Comcast says the company should begin deploying symmetrical (equal upstream, downstream throughput) broadband speeds in the next year or two. One of the key disadvantages of cable has long been its top-heavy nature, or the fact users' upstream speeds are notably slower than their downstream speeds. Initially offering 5 Gbps down and 1 Gbps up, and with plans to nudge that to 10 Gbps down, 1 Gbps up -- the DOCSIS 3.1 standard goes a long way in pushing cable broadband into fiber to the home territory.
After that though, CableLabs will be pushing operators toward "full duplex" technology that should upgrade the existing DOCSIS 3.1 standard to support symmetrical speeds.
Speaking at the Deutsche Bank 2017 Media & Telecom Conference this week, Comcast Cable boss Neil Smit reiterated that the focus right now is delivering gigabit-capable cable broadband connections using the DOCSIS 3.1 upgrade. Comcast currently is offering gigabit speeds using this technology in Atlanta, Chicago, Detroit, Nashville. After that, Smit said DOCSIS duplex will be the company's primary focus.
"We’ll get gigabit speed out of DOCSIS 3.1 rollout and then over the next 24 months, we’re going to do DOCSIS symmetrical -- DOCSIS duplex," Smit said. "(Customers) will get symmetrical speeds, multi gigabit speeds out into the network, leveraging our core network or HFC plant and we continue to roll fiber deeper into the network both with business services as well as with resi and so we feel very confident that our network is extendable and flexible and we can continue to deliver higher speed."
It's obviously too early to determine what consumers will have to pay for the honor of symmetrical bandwidth -- or whether this will necessitate Comcast making changes to its steadily expanding broadband usage caps.

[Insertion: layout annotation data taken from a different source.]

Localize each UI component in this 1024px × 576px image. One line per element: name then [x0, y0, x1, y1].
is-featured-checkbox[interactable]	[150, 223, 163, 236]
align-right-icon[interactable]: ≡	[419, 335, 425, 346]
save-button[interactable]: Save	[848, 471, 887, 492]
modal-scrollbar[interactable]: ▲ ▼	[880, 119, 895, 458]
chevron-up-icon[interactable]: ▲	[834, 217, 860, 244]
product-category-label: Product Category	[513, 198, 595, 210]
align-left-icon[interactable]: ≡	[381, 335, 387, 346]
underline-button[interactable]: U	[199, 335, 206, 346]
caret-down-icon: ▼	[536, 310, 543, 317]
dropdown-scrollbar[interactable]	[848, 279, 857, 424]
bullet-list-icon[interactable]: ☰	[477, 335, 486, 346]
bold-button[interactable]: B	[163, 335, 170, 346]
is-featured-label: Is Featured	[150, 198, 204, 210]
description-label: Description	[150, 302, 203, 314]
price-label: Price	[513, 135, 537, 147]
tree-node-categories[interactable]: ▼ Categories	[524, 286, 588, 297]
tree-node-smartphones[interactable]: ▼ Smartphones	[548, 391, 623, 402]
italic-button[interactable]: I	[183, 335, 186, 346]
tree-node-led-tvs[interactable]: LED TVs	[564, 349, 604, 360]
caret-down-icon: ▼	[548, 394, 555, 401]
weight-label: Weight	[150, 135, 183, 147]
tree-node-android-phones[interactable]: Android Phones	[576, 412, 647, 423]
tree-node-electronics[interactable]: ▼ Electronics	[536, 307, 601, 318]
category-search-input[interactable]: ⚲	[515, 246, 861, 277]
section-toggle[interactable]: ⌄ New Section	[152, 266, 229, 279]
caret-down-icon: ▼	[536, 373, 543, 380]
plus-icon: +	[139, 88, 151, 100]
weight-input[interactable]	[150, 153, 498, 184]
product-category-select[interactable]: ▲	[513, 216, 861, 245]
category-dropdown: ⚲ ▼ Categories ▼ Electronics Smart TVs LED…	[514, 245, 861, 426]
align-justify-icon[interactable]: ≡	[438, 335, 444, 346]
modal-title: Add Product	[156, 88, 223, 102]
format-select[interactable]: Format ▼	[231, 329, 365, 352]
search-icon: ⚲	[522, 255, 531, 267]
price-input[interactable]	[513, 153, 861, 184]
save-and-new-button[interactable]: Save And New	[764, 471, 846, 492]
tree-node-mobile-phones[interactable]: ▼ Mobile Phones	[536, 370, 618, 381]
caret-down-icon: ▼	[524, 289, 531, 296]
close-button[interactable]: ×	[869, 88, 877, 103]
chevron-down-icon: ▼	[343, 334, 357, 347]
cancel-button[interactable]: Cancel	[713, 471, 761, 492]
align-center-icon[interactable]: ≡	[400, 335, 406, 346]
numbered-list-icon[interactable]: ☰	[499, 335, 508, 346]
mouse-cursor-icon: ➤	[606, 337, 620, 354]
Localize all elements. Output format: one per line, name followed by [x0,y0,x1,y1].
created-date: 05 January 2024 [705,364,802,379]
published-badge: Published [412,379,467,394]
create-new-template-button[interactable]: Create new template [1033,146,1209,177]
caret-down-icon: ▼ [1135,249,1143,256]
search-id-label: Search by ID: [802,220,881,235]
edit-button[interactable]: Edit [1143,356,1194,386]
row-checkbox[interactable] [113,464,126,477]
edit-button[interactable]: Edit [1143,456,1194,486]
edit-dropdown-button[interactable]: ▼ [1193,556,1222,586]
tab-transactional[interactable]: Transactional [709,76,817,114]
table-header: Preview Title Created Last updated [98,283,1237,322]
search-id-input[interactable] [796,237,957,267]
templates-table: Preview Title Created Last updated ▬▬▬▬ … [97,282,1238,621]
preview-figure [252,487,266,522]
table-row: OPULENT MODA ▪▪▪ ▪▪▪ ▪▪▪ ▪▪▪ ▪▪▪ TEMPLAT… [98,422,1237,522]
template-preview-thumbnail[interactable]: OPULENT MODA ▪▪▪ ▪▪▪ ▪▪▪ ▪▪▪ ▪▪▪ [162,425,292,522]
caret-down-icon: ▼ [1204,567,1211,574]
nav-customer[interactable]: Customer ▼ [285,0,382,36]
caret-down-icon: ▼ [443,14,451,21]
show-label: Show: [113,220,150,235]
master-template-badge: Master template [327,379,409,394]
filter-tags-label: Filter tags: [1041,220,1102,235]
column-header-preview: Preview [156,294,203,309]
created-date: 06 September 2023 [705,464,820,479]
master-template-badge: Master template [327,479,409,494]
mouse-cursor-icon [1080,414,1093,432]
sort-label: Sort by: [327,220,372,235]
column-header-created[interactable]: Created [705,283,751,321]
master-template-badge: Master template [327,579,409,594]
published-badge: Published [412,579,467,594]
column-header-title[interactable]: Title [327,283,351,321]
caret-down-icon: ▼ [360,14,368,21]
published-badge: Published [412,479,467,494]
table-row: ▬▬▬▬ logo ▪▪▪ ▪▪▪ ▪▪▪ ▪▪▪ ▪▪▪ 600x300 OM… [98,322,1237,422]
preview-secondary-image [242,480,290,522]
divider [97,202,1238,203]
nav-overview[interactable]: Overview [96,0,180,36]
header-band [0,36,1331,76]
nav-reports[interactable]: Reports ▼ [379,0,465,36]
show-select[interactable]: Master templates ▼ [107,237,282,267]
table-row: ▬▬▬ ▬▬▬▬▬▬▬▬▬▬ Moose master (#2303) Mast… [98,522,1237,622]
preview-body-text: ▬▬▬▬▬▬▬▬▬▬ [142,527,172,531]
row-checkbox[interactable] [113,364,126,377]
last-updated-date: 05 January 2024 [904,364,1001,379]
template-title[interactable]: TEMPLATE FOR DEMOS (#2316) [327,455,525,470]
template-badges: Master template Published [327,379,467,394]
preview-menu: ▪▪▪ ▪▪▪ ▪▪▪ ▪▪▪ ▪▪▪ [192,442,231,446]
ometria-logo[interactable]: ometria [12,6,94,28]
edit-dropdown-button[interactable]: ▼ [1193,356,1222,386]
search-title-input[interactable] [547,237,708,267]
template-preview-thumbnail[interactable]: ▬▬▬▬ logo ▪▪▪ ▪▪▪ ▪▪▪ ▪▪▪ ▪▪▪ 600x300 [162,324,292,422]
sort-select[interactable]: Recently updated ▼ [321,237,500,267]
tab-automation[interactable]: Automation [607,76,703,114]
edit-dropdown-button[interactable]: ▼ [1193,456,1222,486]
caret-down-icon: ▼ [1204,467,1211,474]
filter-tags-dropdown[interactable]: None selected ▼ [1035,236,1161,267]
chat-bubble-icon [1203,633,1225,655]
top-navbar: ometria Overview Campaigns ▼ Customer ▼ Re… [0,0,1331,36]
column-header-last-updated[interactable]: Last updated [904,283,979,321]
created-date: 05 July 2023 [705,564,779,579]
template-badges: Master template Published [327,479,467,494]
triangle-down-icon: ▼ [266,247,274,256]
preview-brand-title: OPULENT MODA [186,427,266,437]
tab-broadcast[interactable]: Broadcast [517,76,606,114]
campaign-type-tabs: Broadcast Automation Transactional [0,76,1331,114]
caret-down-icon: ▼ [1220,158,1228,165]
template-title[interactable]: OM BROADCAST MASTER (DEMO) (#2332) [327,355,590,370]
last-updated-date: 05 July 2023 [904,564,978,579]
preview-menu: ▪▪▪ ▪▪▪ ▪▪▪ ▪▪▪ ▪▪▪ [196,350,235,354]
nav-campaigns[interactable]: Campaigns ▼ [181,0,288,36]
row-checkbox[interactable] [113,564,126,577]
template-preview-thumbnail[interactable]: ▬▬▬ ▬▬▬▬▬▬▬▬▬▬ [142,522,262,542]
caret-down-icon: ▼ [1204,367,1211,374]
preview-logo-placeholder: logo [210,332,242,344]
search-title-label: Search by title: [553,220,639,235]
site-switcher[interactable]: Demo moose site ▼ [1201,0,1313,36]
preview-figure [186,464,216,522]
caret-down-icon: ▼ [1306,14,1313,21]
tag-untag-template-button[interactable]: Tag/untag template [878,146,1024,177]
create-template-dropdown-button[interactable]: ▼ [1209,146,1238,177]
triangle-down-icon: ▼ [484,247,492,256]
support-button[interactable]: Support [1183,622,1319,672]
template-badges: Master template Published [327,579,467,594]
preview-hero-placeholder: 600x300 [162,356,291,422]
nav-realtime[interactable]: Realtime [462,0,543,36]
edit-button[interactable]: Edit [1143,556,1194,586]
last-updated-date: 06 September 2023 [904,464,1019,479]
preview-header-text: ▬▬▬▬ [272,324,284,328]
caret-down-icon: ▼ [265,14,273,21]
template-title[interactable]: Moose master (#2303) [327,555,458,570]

Cable’s upstream has long been relegated to a limited slice of bandwidth (5 MHz to 42 MHz) referred to as a "low split." To dramatically increase upstream cable speeds, cable operators have been exploring a "mid-split" that would bump the ceiling to 85 MHz, or a "high-split" that would push it to 200 MHz. Full duplex technology would eliminate the need for these splits entirely.